Hadapi Marak Eksploitasi Air, PBNU Minta Media Gencarkan Edukasi Krisis Ekologis

Tanjungpinang, pejalan.or.id – Bencana alam mengintai setiap suatu sumber daya tidak dikelola dengan benar. Salah satu sumber daya tersebut adalah air tanah yang menjadi konsumsi utama manusia.


Melalui keterangan resmi PBNU yang dilansir dari detikEdu, Minggu (1/9/2024), data menunjukkan bahwa penggunaan air tanah dilakukan secara berlebihan. Eksploitasi ini menyebabkan penurunan tanah dan memunculkan serangkaian bencana ekologis.

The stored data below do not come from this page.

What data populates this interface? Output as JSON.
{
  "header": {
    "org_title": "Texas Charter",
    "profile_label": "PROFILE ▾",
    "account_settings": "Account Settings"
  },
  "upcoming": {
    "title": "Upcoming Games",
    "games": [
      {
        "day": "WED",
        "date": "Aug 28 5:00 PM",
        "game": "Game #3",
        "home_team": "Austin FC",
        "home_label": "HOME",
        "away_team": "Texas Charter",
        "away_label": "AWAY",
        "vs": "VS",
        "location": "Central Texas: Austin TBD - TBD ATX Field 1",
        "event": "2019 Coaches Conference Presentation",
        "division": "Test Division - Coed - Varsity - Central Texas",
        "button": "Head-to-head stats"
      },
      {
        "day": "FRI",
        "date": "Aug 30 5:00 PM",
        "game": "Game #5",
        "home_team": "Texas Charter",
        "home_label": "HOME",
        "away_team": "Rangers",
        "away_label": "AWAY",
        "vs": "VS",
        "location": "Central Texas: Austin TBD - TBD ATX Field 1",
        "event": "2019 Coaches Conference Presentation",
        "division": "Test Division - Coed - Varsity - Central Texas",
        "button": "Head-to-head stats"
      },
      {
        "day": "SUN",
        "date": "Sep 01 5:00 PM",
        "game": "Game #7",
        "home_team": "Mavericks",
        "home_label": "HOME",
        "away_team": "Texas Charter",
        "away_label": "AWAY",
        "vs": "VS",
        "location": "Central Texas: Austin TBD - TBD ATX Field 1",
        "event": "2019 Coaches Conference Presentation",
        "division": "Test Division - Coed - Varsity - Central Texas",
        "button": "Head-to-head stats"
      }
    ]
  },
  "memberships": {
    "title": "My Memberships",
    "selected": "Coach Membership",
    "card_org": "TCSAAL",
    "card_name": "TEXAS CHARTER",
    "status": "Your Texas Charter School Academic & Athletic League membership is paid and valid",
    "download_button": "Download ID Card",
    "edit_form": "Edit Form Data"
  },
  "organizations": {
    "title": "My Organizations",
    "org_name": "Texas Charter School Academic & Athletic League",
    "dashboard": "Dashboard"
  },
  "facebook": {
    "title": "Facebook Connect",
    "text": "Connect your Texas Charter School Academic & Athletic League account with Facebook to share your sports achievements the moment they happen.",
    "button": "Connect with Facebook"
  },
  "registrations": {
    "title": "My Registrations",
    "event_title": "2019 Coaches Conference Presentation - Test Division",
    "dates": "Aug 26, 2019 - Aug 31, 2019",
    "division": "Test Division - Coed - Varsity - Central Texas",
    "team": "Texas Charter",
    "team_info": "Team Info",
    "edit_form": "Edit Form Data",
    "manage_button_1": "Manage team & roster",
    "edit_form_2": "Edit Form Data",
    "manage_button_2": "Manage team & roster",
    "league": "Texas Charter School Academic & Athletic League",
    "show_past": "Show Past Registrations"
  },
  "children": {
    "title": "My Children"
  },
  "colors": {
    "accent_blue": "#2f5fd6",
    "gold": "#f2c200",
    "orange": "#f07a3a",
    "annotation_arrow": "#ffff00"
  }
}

Eksploitasi air tanah juga muncul saat sejumlah pihak membangun komplek-komplek perumahan. Ribuan unit rumah yang terbangun diikuti oleh penggalian sumur untuk mendapatkan air tanah. Jika dalam satu komplek terdapat 10.000 unit rumah, maka akan tergali sumur bor sebanyak 10.000 sumur.

Persoalan ini mendapat perhatian Ketua Lembaga Informasi, Komunikasi dan Publikasi (LTN) PBNU, Ishaq Zubaedi Raqib. Menurutnya, media perlu menggencarkan edukasi dan pemahaman secara intensif kepada masyarakat terkait bencana yang dapat ditimbulkan akibat eksploitasi air tanah.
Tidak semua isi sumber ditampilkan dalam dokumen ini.